Depois costura, chuleia e arremata: "ponto do marido", pro dono não reclamar. Ficou ruim de transar? Bobagem, minha filha, bobagem. Bruschetta tá nova em folha e quem perde é você, se não quiser dar. Marido que trai agora tem motivo. Todo mundo concorda: pra que presta uma mulher que não "satisfaz"? 

Separou, o alerta é vermelho. Ameaça mundial. Quem suporta uma vulva libre?Consequências incalculáveis. Ninguém sabe no que pode dar. Melhor deixar longe dos maridos, não convidar para perto dos casais. E prepara a língua que lá vem assunto: dando pouco ou muito, gostando de homem ou mulher, qualquer situação interessa. É fofoca boa de fazer, é tema pra se comentar. 

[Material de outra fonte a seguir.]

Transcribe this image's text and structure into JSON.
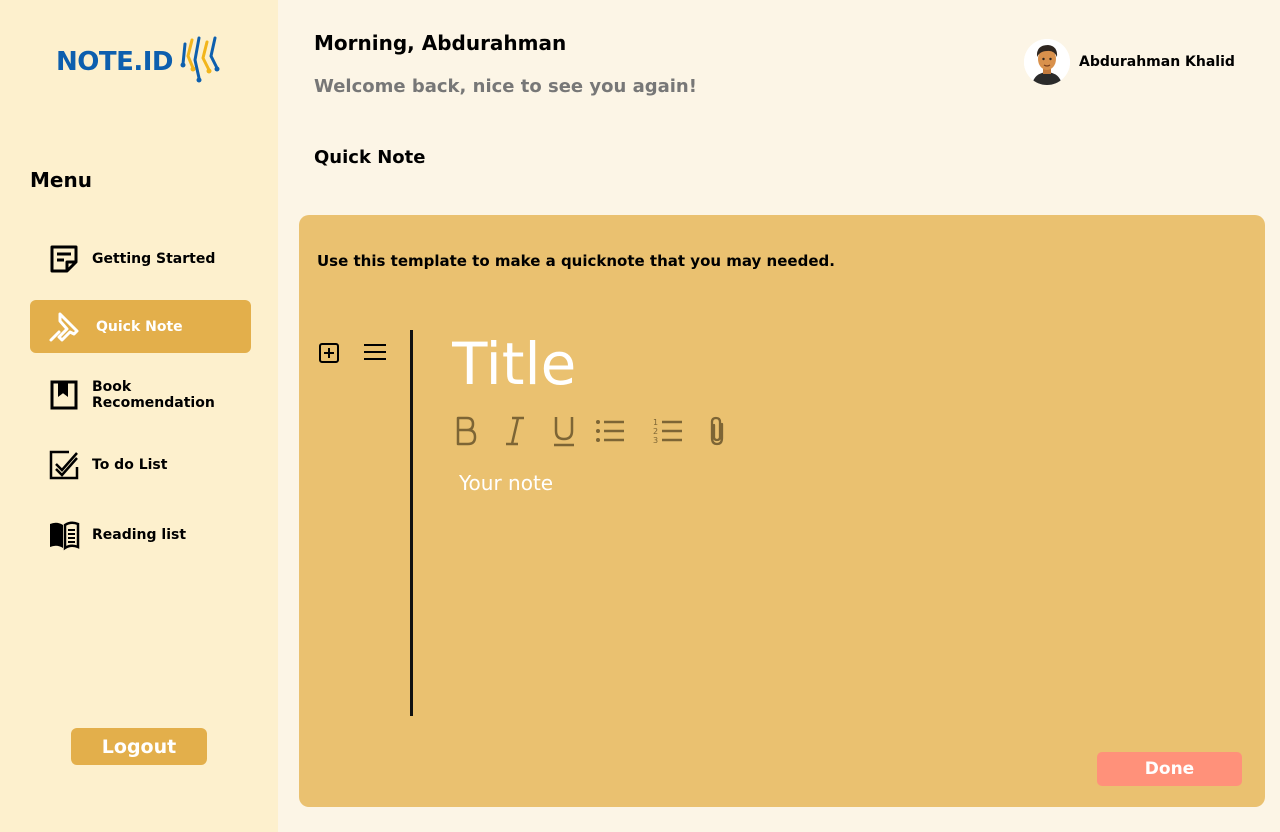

O negócio é o seguinte: não tem como escapar. Em nenhuma fase da vida, com qualquer postura adotada, a perseguida fica em paz. E isso não muda tão cedo. Precisa de um avanço coletivo que não parece estar a caminho. Vai mudar - assim espero - mas não vou estar viva pra ver. Não no Brasil. Tô falando daqui. Essa pentelhação não é em todo lugar.

Por enquanto, pequenas vitórias e muita risada pra dar. De mim, já desistiram. Nesse aspecto, faz tempo que vivo em paz. Precisamente, desde que me questionaram: "com quantos homens você já transou?". Respondi: "com mais de 200, talvez". Foi a primeira resposta fofa de muitas que mando na lata, só pra me divertir. Dane-se. Ninguém mandou perguntar. 

Podia ser (questão íntima, particular), mas o número nem era real. Só que foi uma delícia dizer. Morri de rir da cara dele que ficou ainda mais engraçada quando devolvi a pergunta:"e você? Com quantas mulheres? Não gosto de homem usado demais". Ele só fez gaguejar e eu gargalhando alto. Porque só o humor salva. Alma, corpo -e a dita cuja- dessa fiscalização eterna, dessa caretice, da vida pública involuntária, dessa mania que o povo tem de cuidar do que é apenas meu. E ninguém tasca.